To better explain it, let's introduce a concept of a service catalog first. A service catalog is a place to store, catalog and maintain ready-to-use technical solutions for your company. Think of it as a place in which you store the blueprints for solving various tasks - for example “a template that deploys a containerized app with a Postgres database and Redis”, “a data lake with an ETL mechanism” or “a basic VPC networking configuration”.
An example of a service catalog.
Some teams provide and maintain these solutions to retain business and technical knowledge, others just consume and use them.
Enter SageMaker Projects
The concept of a service catalog was implemented as Amazon SageMaker Projects. The service lets you you use ML-specific blueprints of entire projects from within SageMaker. Two clicks and you're ready to begin work - with all the MLOps configuration automatically set up for you.
AWS has provided some useful example templates, like the one that has a SageMaker Pipelines set up with a CI/CD mechanisms deploying to a staging and production environments. Of course, you can customise these templates or build your own ones from scratch.
Under the hood, SageMaker Projects use AWS Service Catalog under a more generic service, not only bound to Amazon SageMaker. You create CDK or CloudFormation documents with your template, push them to AWS Service Catalog portfolio and then access them from SageMaker.

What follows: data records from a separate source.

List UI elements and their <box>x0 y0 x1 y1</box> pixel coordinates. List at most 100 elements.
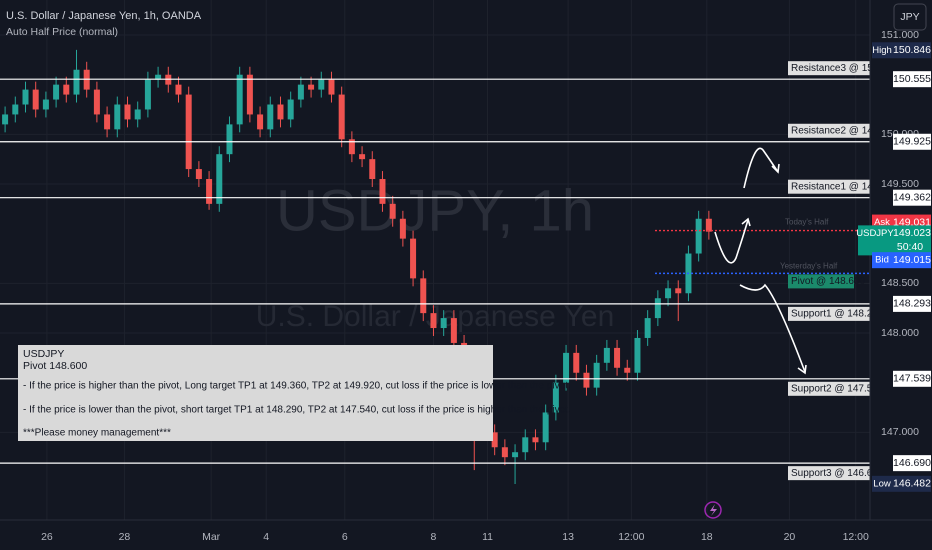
candle-body <box>22 89 29 105</box>
badge-label: 150.846 <box>893 44 931 56</box>
price-badge <box>893 455 931 472</box>
level-label-box <box>788 306 876 321</box>
candle-body <box>430 313 437 329</box>
candle-body <box>593 362 600 388</box>
x-tick-label: 12:00 <box>843 531 869 543</box>
note-line: - If the price is higher than the pivot,… <box>23 381 571 392</box>
candle-body <box>695 218 702 254</box>
level-label: Resistance1 @ 149.360 <box>791 181 898 192</box>
x-tick-label: Mar <box>202 531 221 543</box>
level-label: Support3 @ 146.690 <box>791 468 884 479</box>
candle-body <box>522 437 529 453</box>
pivot-label: Pivot @ 148.600 <box>791 276 866 287</box>
candle-body <box>420 278 427 314</box>
watermark: USDJPY, 1h <box>276 178 594 243</box>
currency-button-label[interactable]: JPY <box>900 11 919 23</box>
candle-body <box>359 154 366 160</box>
x-tick-label: 18 <box>701 531 713 543</box>
level-label-box <box>788 466 876 481</box>
axis-labels: 151.000150.000149.500148.500148.000147.0… <box>41 29 931 543</box>
price-badge-label: 147.539 <box>893 373 931 385</box>
candle-body <box>155 74 162 80</box>
level-label: Resistance2 @ 149.920 <box>791 125 898 136</box>
badge-tag-label: Bid <box>875 255 889 266</box>
candle-body <box>246 74 253 115</box>
badge-tag-label: Low <box>873 478 891 489</box>
arrow-head <box>741 217 751 227</box>
badge-label: 146.482 <box>893 478 931 490</box>
note-box: USDJPY Pivot 148.600 - If the price is h… <box>18 345 571 441</box>
last-symbol: USDJPY <box>856 228 894 239</box>
candle-body <box>93 89 100 115</box>
price-badge-label: 149.925 <box>893 136 931 148</box>
level-label-box <box>788 61 876 76</box>
currency-button[interactable] <box>893 3 927 31</box>
price-badge-label: 149.362 <box>893 191 931 203</box>
arrow-bounce-path <box>714 219 749 264</box>
candle-body <box>195 169 202 180</box>
candle-body <box>53 84 60 100</box>
price-badge <box>893 189 931 206</box>
price-badge-label: 148.293 <box>893 298 931 310</box>
candle-body <box>624 367 631 373</box>
candle-body <box>216 154 223 204</box>
x-tick-label: 8 <box>431 531 437 543</box>
candle-body <box>124 104 131 120</box>
candle-body <box>338 94 345 140</box>
arrow-head <box>771 163 780 174</box>
candle-body <box>2 114 9 125</box>
badge-tag <box>872 42 893 59</box>
candle-body <box>236 74 243 125</box>
chart-subtitle: Auto Half Price (normal) <box>6 26 118 38</box>
candle-body <box>73 69 80 95</box>
candle-body <box>573 352 580 373</box>
x-tick-label: 4 <box>263 531 269 543</box>
x-tick-label: 6 <box>342 531 348 543</box>
candle-body <box>379 179 386 204</box>
candle-body <box>114 104 121 130</box>
badge-tag-label: Ask <box>874 217 890 228</box>
badge-tag <box>872 475 893 492</box>
candle-body <box>42 99 49 110</box>
candle-body <box>348 139 355 155</box>
x-tick-label: 20 <box>784 531 796 543</box>
candle-body <box>104 114 111 130</box>
candle-body <box>552 382 559 413</box>
candle-body <box>644 318 651 338</box>
candle-body <box>634 337 641 373</box>
y-tick-label: 147.000 <box>881 426 919 438</box>
candle-body <box>308 84 315 90</box>
candle-body <box>297 84 304 100</box>
x-tick-label: 12:00 <box>618 531 644 543</box>
chart-title: U.S. Dollar / Japanese Yen, 1h, OANDA <box>6 10 202 22</box>
candle-body <box>512 452 519 458</box>
last-badge <box>858 225 931 256</box>
candle-body <box>134 109 141 120</box>
badge <box>893 42 931 59</box>
candle-body <box>491 432 498 448</box>
price-badge-label: 146.690 <box>893 457 931 469</box>
candle-body <box>532 437 539 443</box>
level-label-box <box>788 179 876 194</box>
candle-body <box>675 288 682 294</box>
candle-body <box>440 318 447 329</box>
x-tick-label: 11 <box>482 531 493 543</box>
event-icon[interactable] <box>704 501 722 519</box>
y-tick-label: 148.000 <box>881 327 919 339</box>
note-background <box>18 345 493 441</box>
badge <box>893 252 931 269</box>
candle-body <box>277 104 284 120</box>
candle-body <box>12 104 19 115</box>
price-badge <box>893 295 931 312</box>
pivot-label-box <box>788 274 854 289</box>
candle-body <box>328 79 335 95</box>
candle-body <box>389 203 396 219</box>
level-label: Resistance3 @ 150.555 <box>791 63 898 74</box>
candle-body <box>369 159 376 180</box>
level-label: Support1 @ 148.290 <box>791 309 884 320</box>
arrows <box>714 147 807 375</box>
y-tick-label: 151.000 <box>881 29 919 41</box>
candle-body <box>583 372 590 388</box>
badge-tag <box>872 252 893 269</box>
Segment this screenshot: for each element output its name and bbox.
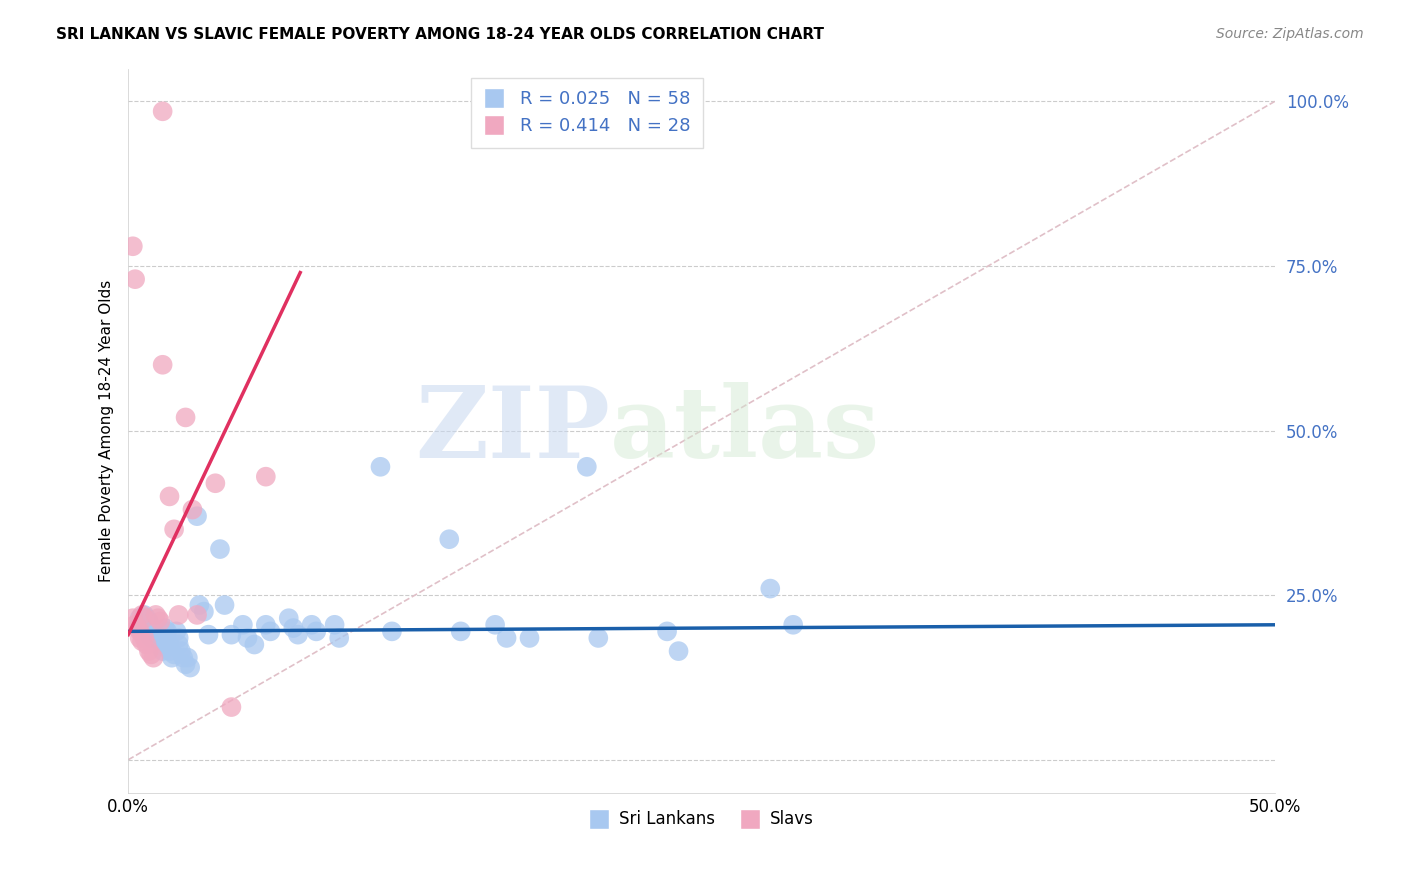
Point bbox=[138, 644, 160, 658]
Text: ZIP: ZIP bbox=[415, 382, 610, 479]
Point bbox=[186, 607, 208, 622]
Point bbox=[142, 650, 165, 665]
Point bbox=[134, 607, 156, 622]
Point bbox=[152, 638, 174, 652]
Point bbox=[305, 624, 328, 639]
Point bbox=[174, 657, 197, 672]
Point bbox=[172, 650, 194, 665]
Point bbox=[149, 615, 172, 629]
Point bbox=[149, 634, 172, 648]
Point bbox=[167, 607, 190, 622]
Point bbox=[174, 410, 197, 425]
Point bbox=[131, 607, 153, 622]
Point bbox=[208, 542, 231, 557]
Point bbox=[243, 638, 266, 652]
Point bbox=[254, 469, 277, 483]
Point bbox=[519, 631, 541, 645]
Point bbox=[214, 598, 236, 612]
Point bbox=[588, 631, 610, 645]
Point bbox=[186, 509, 208, 524]
Point bbox=[121, 611, 143, 625]
Point bbox=[495, 631, 517, 645]
Y-axis label: Female Poverty Among 18-24 Year Olds: Female Poverty Among 18-24 Year Olds bbox=[100, 279, 114, 582]
Point bbox=[204, 476, 226, 491]
Text: Source: ZipAtlas.com: Source: ZipAtlas.com bbox=[1216, 27, 1364, 41]
Point bbox=[165, 624, 187, 639]
Point bbox=[127, 621, 149, 635]
Point bbox=[128, 611, 150, 625]
Point bbox=[259, 624, 281, 639]
Point bbox=[124, 617, 146, 632]
Point bbox=[283, 621, 305, 635]
Point bbox=[328, 631, 350, 645]
Text: SRI LANKAN VS SLAVIC FEMALE POVERTY AMONG 18-24 YEAR OLDS CORRELATION CHART: SRI LANKAN VS SLAVIC FEMALE POVERTY AMON… bbox=[56, 27, 824, 42]
Point bbox=[232, 617, 254, 632]
Text: atlas: atlas bbox=[610, 382, 880, 479]
Point bbox=[782, 617, 804, 632]
Point bbox=[221, 628, 243, 642]
Point bbox=[153, 634, 176, 648]
Point bbox=[146, 631, 169, 645]
Point bbox=[135, 638, 157, 652]
Point bbox=[141, 648, 163, 662]
Point bbox=[193, 605, 215, 619]
Point bbox=[381, 624, 404, 639]
Point bbox=[163, 522, 186, 536]
Legend: Sri Lankans, Slavs: Sri Lankans, Slavs bbox=[582, 804, 821, 835]
Point bbox=[159, 638, 181, 652]
Point bbox=[134, 631, 156, 645]
Point bbox=[167, 638, 190, 652]
Point bbox=[484, 617, 506, 632]
Point bbox=[181, 502, 204, 516]
Point bbox=[128, 631, 150, 645]
Point bbox=[159, 490, 181, 504]
Point bbox=[156, 624, 179, 639]
Point bbox=[153, 621, 176, 635]
Point bbox=[655, 624, 678, 639]
Point bbox=[370, 459, 392, 474]
Point bbox=[146, 611, 169, 625]
Point bbox=[145, 628, 167, 642]
Point bbox=[254, 617, 277, 632]
Point bbox=[124, 272, 146, 286]
Point bbox=[450, 624, 472, 639]
Point bbox=[121, 239, 143, 253]
Point bbox=[128, 624, 150, 639]
Point bbox=[163, 648, 186, 662]
Point bbox=[152, 104, 174, 119]
Point bbox=[152, 358, 174, 372]
Point bbox=[134, 611, 156, 625]
Point bbox=[439, 532, 461, 546]
Point bbox=[287, 628, 309, 642]
Point bbox=[138, 615, 160, 629]
Point bbox=[131, 634, 153, 648]
Point bbox=[236, 631, 259, 645]
Point bbox=[128, 617, 150, 632]
Point bbox=[277, 611, 299, 625]
Point bbox=[188, 598, 211, 612]
Point bbox=[159, 644, 181, 658]
Point bbox=[575, 459, 598, 474]
Point bbox=[160, 650, 183, 665]
Point bbox=[141, 631, 163, 645]
Point bbox=[135, 611, 157, 625]
Point bbox=[167, 631, 190, 645]
Point bbox=[197, 628, 219, 642]
Point bbox=[177, 650, 200, 665]
Point bbox=[145, 607, 167, 622]
Point bbox=[301, 617, 323, 632]
Point bbox=[323, 617, 346, 632]
Point bbox=[170, 644, 193, 658]
Point bbox=[152, 644, 174, 658]
Point bbox=[668, 644, 690, 658]
Point bbox=[141, 621, 163, 635]
Point bbox=[221, 700, 243, 714]
Point bbox=[759, 582, 782, 596]
Point bbox=[179, 660, 201, 674]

Why would I use SageMaker Projects?
Leveraging SageMaker Projects makes sense for most:
saves time when building new solution
mitigates errors by configuring hard parts
maximizes productivity by letting data scientists focus on the business (while still building a rock-solid solution)
unifies technologies between teams and helps sharing new concepts
can be used as a learning resource by showing you how to connect and integrate various SageMaker services
What premade SageMaker Projects templates are available?
Most of these existing, ready to use and maintained by AWS templates consist of model training, model evaluation and model deployment, in various combinations and flavours.
Look them up here.
Where can I see SageMaker Projects in action?
As usual - SageMaker Studio Immersion Day, a free, self-paced workshop comes to the rescue.
Lab 6 Option 3 of that workshop is built entirely on SageMaker Projects. You will immediately see how much stuff has been deployed and pre-configured for you in a matter of minutes.